As Egiras continued speaking, almost babbling, Yaro remained frozen in horror, holding the empty dry cup. Nadir meanwhile stood up and turned his back to them all. The desert wind moved his pale cotton robes about him, and he stood dark against the light of the slate-white sky. His was a tall warrior shape, and yet the shadow he cast upon the sand was short and squat, for the sun had barely began to move from the zenith toward the West. Looking at that crisply delienated dwarf shadow, Yaro thought she saw a flicker of something vaguely familiar.
And then she was sure. . . .
“My Lord Nadir!” she said faintly. “Do not move! Oh, stand still, my Lord, stand perfectly still. . . .”

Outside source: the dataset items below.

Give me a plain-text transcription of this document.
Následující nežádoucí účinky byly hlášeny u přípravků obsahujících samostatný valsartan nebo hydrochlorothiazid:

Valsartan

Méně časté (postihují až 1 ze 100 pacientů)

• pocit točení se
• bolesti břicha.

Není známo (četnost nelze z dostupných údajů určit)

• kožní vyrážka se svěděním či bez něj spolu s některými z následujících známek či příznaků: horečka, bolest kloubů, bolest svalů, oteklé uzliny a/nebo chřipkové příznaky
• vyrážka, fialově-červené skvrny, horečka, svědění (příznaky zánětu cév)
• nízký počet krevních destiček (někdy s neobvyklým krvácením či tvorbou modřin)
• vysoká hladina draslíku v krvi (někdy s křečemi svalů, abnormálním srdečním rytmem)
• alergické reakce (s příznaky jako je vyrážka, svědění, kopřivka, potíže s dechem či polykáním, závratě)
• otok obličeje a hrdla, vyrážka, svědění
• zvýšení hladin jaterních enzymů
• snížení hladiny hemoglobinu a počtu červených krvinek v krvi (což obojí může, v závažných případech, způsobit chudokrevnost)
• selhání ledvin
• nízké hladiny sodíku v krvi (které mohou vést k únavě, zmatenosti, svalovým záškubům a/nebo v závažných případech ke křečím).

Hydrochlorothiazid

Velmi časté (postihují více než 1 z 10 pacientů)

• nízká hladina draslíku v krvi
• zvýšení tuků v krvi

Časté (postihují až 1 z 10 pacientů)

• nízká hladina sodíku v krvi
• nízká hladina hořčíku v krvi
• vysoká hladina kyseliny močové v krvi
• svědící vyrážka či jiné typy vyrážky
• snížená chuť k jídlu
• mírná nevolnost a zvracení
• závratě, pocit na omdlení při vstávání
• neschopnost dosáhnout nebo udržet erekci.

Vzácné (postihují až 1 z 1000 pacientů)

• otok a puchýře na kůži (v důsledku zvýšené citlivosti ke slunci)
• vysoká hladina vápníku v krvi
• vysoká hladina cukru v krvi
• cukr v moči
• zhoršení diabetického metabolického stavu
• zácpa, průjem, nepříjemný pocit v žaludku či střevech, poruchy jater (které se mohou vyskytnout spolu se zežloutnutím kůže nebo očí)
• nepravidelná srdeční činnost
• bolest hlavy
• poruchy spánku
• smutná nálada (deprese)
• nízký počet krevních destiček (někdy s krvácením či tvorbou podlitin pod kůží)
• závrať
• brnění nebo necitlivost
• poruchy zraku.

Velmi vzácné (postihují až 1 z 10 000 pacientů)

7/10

And, while Nadir froze with his back to her in confusion, Yaro came up behind him, holding the empty wooden cup. She crouched behind him, and with one sudden movement dipped the cup into the darker shadowed area of the sand, just at his feet. Then she arose, holding in her hands the cup, now filled with sand, and speaking like a madwoman. “I can see you! Oh, I know you, and I can see you, Illusion!”
To the others Yaro added, “This cup holds no sand, but true water. You can turn around, my Lord, but be careful not to step into your own shadow, for it is a small spring, and all around us is not dry sand but an oasis.”
Nadir slowly turned around and looked directly at her. His expression was sorrowful, filled with kind pity.
“What do you say, Yaro, my poor one?” he said very softly. “Come, sit down, for we will not go any farther and it is easier that we die thus, as fast as possible, instead of lingering—”
“No!” exclaimed the skinny serving woman. “You don’t understand, because you cannot see! And it is all because of her! ” And Yaro pointed in the direction of Egiras.
“It is she!” continued Yaro. “She is a fount of Illusion, permeated by it. And all those around her also grow not to see, the longer they are with her, the closer they are.”